Climate change will soon widen the inequality gap in India. People exposed to natural hazards in low income regions are seven times more likely to die, and six times more likely to be injured or displaced, compared to high income regions, according to a report.
This analysis by New Delhi-based climate research group Climate Trends comes a day after the release of the Lancet Countdown report that showed that in the last four years 200 percent more Indians were hit by heatwaves and India faced the worst impacts of the climate change.
Climate change has already caused global temperatures to rise about one degree Celsius above pre-industrial levels. Unless emissions are rapidly reduced, temperatures are expected to rise 1.5 degrees by 2040, two degrees by 2065 and four degrees by 2100, leading to runaway climate change as early as next 10-12 years.
In 2017, the total damage due to floods and heavy rains in India amounted to Rs 18,279.63 crore ($2.5 billion), including damage to crops, houses and public utilities, according to the Central Water Commission.
Although 2018 national data on floods and heavy damage is not available, the estimated damage from the 2018 floods in Kerala alone (Rs 20,000 crore or $2.7 billion) has exceeded the damage from all floods and heavy rains in the country in 2017.

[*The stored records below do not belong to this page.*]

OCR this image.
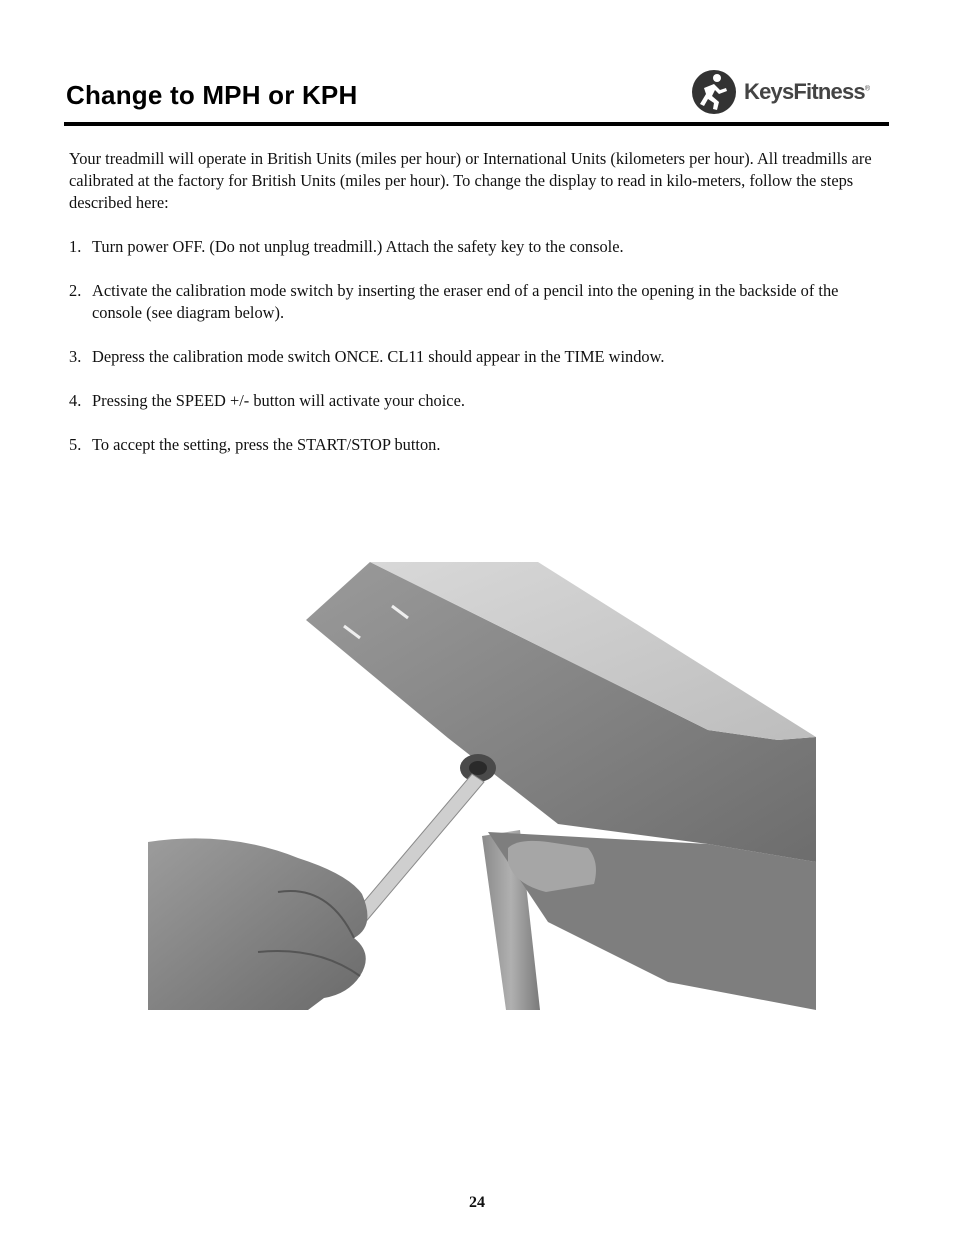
Change to MPH or KPH	KeysFitness®

Your treadmill will operate in British Units (miles per hour) or International Units (kilometers per hour). All treadmills are calibrated at the factory for British Units (miles per hour). To change the display to read in kilo-meters, follow the steps described here:

1. Turn power OFF. (Do not unplug treadmill.) Attach the safety key to the console.

2. Activate the calibration mode switch by inserting the eraser end of a pencil into the opening in the backside of the console (see diagram below).

3. Depress the calibration mode switch ONCE. CL11 should appear in the TIME window.

4. Pressing the SPEED +/- button will activate your choice.

5. To accept the setting, press the START/STOP button.

24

In the 2018 floods in Kerala, an assessment of economic impacts in the state found that for the 4.13 million affected working individuals in the five most affected districts, around 3.3 million workers had their employment placed in jeopardy.
The tourism sector's 2019 economic projection was lowered as a result of the widespread devastation. Tourism sector workers are susceptible to indirect damage, as tourist attraction spots are destroyed by flooding and tourists avoid visiting impacted areas, said the report.
Exposure to extreme weather risks is also unevenly distributed between states.
Some face heightened risks from multiple climate disasters, particularly Assam, Madhya Pradesh, Odisha, Uttar Pradesh and West Bengal.
India is heavily dependent on the monsoon, which accounts for about 70 percent of the annual rainfall.
As climate change alters weather patterns, access to water in India faces an uncertain future.
Six hundred million people in India already face acute water shortage, according to government think tank Niti Aayog, with 54 per cent of India's groundwater wells on a decline, and 21 major cities expected to run out of groundwater by 2020, affecting 100 million people.
"As a disaster that gripped public attention, floods cost Kerala Rs 20,000 crore this year. From droughts to excess rains, and heat waves in between, extreme weather events are by far the biggest scam which the public and politicians need to heed," Climate Trends Director Aarti Khosla said.